牛月琴终于对庄之蝶和唐宛儿产生了怀疑,起因是柳月。
柳月晚上去市长家,和市长公子大正见面。从庄家出发时几人商量好,庄之蝶送柳月去市府,并在外边等柳月,待柳月和大正见完面后,再和庄之蝶汇合回庄家。
结果,两三个小时后,柳月从市长家出来却直接上了市长的小轿车绝尘而去。
柳月已经一再怠慢牛月琴,这是第一次怠慢庄之蝶。大作家庄之蝶自然气不过,就和牛月琴叨叨了几句。没想到一石激起千层浪,庄之蝶这边话音刚落,牛月琴转头就去质问柳月:“你出大门也要给你老师打个招呼呀。”
柳月何等样人,何况现在又搭上市长儿子这层关系。回敬牛月琴说:这是庄老师给你翻是非!那么长时间他能在马路上等我?鬼知道他们干啥去了!”紧接着又嘲笑牛月琴:“大姐是弥勒佛,大肚能容难容之事。”
柳月的话里有话终于引起牛月琴疑心,她不禁回忆起过往种种,并发现诸多疑点。第二天饭桌上看着庄之蝶先是没事找事胡麻缠,紧接着突兀兀问一句:“你实话实说,你和唐宛儿好?!”并追问柳月去市长家那天晚上庄之蝶和唐宛儿去哪里了干什么了?庄之蝶自然是死皮赖脸不认账。
牛月琴上班后,静坐在办公室里脑子里还是摆脱不了柳月说的话,越想越觉得庄之蝶和唐宛儿关系不正常。又打电话给周敏问唐宛儿那天晚上几点回的家。周敏回说晚上十二点,并也对唐宛儿起了疑心。
就是这一点让庄之蝶路了马脚,因为他之前说的是,“把柳月送到市府门口,唐宛儿就回去了。”

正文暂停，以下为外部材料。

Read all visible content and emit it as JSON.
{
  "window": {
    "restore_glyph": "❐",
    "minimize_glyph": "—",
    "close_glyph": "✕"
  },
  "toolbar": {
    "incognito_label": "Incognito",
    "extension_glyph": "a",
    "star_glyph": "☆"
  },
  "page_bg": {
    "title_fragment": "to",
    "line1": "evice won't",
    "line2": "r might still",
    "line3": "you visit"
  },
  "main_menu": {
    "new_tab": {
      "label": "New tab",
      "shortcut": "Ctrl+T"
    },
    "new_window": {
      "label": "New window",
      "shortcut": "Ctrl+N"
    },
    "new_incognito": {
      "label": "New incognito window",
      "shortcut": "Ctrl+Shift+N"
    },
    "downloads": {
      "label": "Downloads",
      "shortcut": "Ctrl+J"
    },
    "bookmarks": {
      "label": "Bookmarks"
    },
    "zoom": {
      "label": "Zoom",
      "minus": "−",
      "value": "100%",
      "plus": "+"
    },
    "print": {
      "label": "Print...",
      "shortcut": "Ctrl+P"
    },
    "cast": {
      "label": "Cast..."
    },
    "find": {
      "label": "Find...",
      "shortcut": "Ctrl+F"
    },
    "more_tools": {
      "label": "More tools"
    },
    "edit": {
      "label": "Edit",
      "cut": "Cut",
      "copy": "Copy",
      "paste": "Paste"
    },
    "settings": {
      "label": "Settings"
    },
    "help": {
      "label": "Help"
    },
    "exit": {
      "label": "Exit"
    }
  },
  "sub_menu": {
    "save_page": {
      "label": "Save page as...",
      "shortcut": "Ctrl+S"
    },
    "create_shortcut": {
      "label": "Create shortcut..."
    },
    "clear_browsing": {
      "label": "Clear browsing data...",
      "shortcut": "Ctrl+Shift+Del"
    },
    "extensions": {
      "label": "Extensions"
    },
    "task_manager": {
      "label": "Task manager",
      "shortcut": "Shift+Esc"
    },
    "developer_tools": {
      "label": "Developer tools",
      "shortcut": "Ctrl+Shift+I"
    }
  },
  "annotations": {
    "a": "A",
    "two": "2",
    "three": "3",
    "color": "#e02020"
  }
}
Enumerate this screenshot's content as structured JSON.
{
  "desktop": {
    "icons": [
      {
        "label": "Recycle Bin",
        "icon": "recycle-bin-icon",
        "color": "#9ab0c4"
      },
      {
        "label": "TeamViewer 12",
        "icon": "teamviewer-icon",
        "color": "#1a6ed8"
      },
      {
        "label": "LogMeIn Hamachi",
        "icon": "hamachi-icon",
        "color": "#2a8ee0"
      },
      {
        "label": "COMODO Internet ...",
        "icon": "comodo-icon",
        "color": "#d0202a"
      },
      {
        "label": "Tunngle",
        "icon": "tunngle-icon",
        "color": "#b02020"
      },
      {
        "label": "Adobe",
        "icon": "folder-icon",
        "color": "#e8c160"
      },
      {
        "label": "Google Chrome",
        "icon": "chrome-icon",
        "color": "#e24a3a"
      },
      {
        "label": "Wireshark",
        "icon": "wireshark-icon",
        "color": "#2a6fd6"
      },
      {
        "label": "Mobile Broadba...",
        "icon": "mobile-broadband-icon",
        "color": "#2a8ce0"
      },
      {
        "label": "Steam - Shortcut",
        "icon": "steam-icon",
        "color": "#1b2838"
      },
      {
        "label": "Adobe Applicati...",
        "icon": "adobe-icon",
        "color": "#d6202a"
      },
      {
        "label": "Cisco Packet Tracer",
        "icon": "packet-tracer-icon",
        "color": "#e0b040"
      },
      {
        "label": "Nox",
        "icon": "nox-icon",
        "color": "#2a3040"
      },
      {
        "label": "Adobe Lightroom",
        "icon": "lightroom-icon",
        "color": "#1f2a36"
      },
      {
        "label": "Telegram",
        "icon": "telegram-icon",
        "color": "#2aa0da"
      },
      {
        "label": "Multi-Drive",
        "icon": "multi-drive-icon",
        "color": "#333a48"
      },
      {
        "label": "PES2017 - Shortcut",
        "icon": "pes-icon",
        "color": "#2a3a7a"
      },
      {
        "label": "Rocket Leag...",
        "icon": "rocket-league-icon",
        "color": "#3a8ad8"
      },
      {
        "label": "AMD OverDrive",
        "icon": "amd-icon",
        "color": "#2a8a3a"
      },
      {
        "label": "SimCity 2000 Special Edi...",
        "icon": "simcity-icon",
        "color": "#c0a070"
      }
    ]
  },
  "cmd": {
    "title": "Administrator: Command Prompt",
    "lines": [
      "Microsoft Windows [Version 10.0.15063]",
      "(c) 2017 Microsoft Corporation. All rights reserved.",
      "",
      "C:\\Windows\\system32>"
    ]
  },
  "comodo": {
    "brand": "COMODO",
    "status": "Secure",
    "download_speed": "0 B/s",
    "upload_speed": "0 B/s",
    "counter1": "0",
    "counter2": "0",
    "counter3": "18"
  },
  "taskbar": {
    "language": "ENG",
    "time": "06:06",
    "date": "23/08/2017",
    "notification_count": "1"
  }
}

据此推断,唐宛儿到家应该是十点多钟,为什么却是十二点钟。这中间她在哪儿,她干什么了,又和谁在一起?
牛月琴因此疑心更大。晚上和庄之蝶吵得不可开交,逼问庄之蝶和唐宛儿好到什么程度,又数说自己为这个家操心受累没人心疼。庄之蝶不理牛月琴装瞌睡,牛月琴气的呜呜只哭。
柳月在隔壁屋却听得一清二楚,“且有心看河畔里涨水”,表面出来劝解实则添柴加火,结果牛月琴和庄之蝶闹得更凶。
柳月从市长家出来后,有很多变化。除了直接怠慢庄之蝶,有意无意引出唐宛儿挑唆男女主人关系,对女主人牛月琴更是从从前的怠慢变成针锋相对,牛月琴说一句她说两句,当然也道出她作为小人物的种种不平和委屈。可见她平日里是有情绪却一直是忍着的。
牛月琴说:“我们不指望你来报答,但你人还没走,也要沉得住气,否则让人看着,我们不说,外人就会议论的。”柳月马上回敬说:“我这是哪里沉不住气了?如果我不是保姆,是城里一般家庭的姑娘,你是不是也这样着说话?我现在只是穿得好了些,化了些妆,这与城里任何姑娘有什么不一样的呢?你眼里老觉得我是乡下来的,是个保姆,我和一般城里姑娘平等了,就看不过眼去!我当然感激你们,愿意一辈子待在你们家,我去跟那个残疾人……我是攀了高枝儿上了吗?!我只是要过的让人不要看我是乡下来的保姆的生活!”柳月说罢,倒委屈起来,到她卧室里抹眼泪水儿。
柳月说的字字在理倒让牛月琴无言以对。文章写“原本是牛月清要教训柳月的,柳月却把牛月清数说了一堆不是。”
柳月这么做是典型的过河拆桥,庄之蝶只是她的一个跳板,从此后这个跳板已经没什么实际用处了,拆了更好。对于唐宛儿来说,却不亚于釜底抽薪,果然,从此后她再不能和庄之蝶任性地你侬我侬,不久便被夫家绑回原籍潼关,过起非人的日子。唐宛儿数次说柳月是白虎星会带来灾难,果然不是诳语。对于庄子蝶来说,再不得安生日子,牛月琴步步紧逼,抓奸犯科烹煮鸽子断了庄之蝶和唐宛儿来往,而那场赢了的官司竟然再起波澜……
不过对于柳月,这却是她新生活的开始,她将实现她所有的梦想荣华。不知为何,写到这里想起一些豪门恩怨,比如邓某某。
柳月确实非池中物,联想以后发生在她身上的种种也就不足为怪了。